В это же время на переднее сиденье запрыгнул один из быков, что заставило Яхтсмена переключить внимание. * На той стороне - шесть человек, - сказал бык, вернувшийся от Крестовского рынка.
Тут же в машину влез второй, а за ним и третий и доложили, что на их участках орудовали по шесть монахинь. * Значит, всего - двадцать четыре, вслух и как бы сам себе сказал Яхтсмен и тут же задал вопрос: - А каков дневной сбор с одной точки?
Он повернул ключ в замке зажигания, и "шестисотый" чуть слышно застучал поршнями. Яхтсмен хотел уже тронуться с места, но его вдруг осенила идея. Он рассеянно посмотрел на быка, сидевшего рядом с ним, и, словно ухватив только одному ему понятную идею, сказал: * Чернота, пооколачивайся здесь до конца рабочего дня монашек, а потом с одной из них снимешь ящик - и в контору его. Ясно?
Когда Чернота покинул машину, Яхтсмен опять же сам себе дал команду: * А мы сначала на перекресток на Колхозку, а потом к Белорусскому.
Он целый день просидел в машине, жалея о том, что мало быков захватил с собой.

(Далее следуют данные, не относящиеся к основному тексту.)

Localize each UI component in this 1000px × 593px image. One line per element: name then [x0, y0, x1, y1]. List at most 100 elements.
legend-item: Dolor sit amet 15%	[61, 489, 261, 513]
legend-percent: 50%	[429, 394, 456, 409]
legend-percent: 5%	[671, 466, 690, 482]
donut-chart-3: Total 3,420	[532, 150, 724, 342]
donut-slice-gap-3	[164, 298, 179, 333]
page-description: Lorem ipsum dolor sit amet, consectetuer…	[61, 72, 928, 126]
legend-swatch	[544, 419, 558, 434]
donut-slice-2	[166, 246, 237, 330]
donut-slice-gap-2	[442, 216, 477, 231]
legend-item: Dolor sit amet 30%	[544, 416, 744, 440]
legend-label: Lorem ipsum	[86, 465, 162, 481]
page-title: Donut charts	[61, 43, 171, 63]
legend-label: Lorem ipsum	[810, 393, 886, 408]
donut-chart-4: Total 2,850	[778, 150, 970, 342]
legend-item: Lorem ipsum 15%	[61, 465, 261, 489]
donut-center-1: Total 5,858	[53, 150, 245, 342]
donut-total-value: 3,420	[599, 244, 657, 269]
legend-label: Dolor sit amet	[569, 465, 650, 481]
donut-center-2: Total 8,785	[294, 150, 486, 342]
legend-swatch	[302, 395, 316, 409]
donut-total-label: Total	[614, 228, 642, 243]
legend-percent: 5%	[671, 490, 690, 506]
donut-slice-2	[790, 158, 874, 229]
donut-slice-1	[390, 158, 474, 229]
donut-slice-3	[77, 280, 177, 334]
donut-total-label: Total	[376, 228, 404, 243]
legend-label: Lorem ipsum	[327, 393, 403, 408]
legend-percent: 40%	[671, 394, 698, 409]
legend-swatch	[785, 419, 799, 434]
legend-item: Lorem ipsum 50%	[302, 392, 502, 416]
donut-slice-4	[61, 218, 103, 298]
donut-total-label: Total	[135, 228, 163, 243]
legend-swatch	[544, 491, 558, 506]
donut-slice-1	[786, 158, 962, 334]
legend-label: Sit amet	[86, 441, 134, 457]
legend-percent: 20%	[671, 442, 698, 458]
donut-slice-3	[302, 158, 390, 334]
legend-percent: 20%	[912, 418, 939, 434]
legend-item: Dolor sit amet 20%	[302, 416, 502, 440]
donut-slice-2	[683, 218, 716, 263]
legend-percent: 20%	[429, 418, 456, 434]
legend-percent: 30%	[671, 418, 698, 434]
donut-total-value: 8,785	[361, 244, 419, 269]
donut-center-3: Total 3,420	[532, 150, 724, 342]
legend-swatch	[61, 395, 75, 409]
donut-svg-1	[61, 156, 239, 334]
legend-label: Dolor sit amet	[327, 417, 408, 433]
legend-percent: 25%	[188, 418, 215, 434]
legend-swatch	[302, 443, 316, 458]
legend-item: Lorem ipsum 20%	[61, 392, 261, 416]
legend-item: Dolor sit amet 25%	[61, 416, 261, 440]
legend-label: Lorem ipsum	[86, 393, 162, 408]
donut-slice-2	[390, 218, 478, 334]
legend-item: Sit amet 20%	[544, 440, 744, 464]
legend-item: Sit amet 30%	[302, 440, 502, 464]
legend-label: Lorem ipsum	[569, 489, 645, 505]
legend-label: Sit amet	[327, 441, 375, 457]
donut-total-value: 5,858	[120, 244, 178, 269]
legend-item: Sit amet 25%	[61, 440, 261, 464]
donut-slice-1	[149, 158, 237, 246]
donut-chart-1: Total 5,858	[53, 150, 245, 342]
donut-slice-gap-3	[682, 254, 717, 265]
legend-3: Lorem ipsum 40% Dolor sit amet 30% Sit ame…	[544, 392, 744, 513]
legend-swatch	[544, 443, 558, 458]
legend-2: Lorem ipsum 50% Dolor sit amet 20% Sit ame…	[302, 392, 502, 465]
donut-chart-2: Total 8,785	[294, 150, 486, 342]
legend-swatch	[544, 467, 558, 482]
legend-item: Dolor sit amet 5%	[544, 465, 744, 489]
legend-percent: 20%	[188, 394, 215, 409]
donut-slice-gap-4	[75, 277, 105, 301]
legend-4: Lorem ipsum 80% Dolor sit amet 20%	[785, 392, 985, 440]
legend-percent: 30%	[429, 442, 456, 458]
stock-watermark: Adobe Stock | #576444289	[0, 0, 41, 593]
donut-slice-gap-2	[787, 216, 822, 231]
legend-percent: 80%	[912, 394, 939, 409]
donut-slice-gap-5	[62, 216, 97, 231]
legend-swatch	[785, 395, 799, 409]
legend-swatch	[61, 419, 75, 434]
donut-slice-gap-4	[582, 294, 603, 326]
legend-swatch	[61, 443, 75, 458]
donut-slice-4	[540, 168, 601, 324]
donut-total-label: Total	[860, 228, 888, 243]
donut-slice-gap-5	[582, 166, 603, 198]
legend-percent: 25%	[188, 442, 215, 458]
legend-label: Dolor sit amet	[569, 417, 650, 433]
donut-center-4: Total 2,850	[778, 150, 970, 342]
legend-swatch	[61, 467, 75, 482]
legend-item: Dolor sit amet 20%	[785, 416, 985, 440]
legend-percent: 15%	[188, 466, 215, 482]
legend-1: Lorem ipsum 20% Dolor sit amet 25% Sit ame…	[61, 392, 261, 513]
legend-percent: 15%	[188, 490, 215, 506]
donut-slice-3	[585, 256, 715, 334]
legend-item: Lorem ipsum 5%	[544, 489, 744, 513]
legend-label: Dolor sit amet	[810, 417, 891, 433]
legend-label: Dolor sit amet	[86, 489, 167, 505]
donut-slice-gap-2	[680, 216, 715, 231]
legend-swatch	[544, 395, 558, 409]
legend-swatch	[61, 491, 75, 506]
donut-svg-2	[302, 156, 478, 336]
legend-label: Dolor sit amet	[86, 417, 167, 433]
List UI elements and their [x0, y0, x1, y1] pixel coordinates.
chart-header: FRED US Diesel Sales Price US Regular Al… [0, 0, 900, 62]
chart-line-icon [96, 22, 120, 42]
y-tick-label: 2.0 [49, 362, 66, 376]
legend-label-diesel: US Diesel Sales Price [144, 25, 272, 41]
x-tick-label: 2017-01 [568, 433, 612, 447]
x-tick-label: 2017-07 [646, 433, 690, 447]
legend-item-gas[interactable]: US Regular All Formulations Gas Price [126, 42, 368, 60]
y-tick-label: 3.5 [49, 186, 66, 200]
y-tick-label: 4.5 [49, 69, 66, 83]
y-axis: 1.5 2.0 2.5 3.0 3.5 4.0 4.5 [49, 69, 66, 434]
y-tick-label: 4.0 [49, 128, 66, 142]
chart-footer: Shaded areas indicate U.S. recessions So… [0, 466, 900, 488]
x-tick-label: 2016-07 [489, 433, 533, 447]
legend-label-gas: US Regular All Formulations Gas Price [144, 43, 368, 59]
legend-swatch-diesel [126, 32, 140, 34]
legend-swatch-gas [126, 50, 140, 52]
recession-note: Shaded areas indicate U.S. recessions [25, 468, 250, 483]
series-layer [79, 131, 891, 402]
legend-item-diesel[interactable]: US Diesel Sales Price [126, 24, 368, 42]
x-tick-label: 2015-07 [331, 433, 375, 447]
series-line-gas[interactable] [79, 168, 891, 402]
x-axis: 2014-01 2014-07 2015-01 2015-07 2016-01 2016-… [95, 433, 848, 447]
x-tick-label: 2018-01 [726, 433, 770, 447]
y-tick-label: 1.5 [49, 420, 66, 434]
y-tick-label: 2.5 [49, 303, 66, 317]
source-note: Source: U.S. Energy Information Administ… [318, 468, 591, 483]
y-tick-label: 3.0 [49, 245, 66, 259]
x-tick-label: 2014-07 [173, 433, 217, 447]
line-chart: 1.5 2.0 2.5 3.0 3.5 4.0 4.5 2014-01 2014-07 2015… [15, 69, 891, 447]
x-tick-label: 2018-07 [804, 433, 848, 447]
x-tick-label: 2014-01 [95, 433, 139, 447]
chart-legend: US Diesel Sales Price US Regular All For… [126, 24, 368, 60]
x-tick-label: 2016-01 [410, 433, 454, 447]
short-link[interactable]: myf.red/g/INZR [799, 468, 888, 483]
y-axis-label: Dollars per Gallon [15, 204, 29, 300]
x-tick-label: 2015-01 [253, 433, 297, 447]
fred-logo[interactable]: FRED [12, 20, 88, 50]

Второго он оставил на перекрестке возле Даниловского рынка, третьего около гостиницы "Ленинградская" на площади трех вокзалов, где так же орудовал монашеский орден. Все получили задание принести по ящичку с дневным сбором.
Аферистки в рясах заполнили Ленинский проспект и Профсоюзную улицу, ими была буквально нашпигована Таганская площадь. Только объездив почти все крупные авторазвязки города, Яхтсмен оценил истинные масштабы монашеской эпидемии.
Приехав в офис и застав в нем ещё с полдесятка валявших дурака быков, он и их, с руганью, выслал на перекрестки. К вечеру уже вся его братва, разлетевшаяся по Москве, ожидала, когда закончится монашеская смена. А к полуночи кожаный диван, что стоял в кабинете Яхтсмена, заполнили десятки ящичков с надписью "На восстановление храма".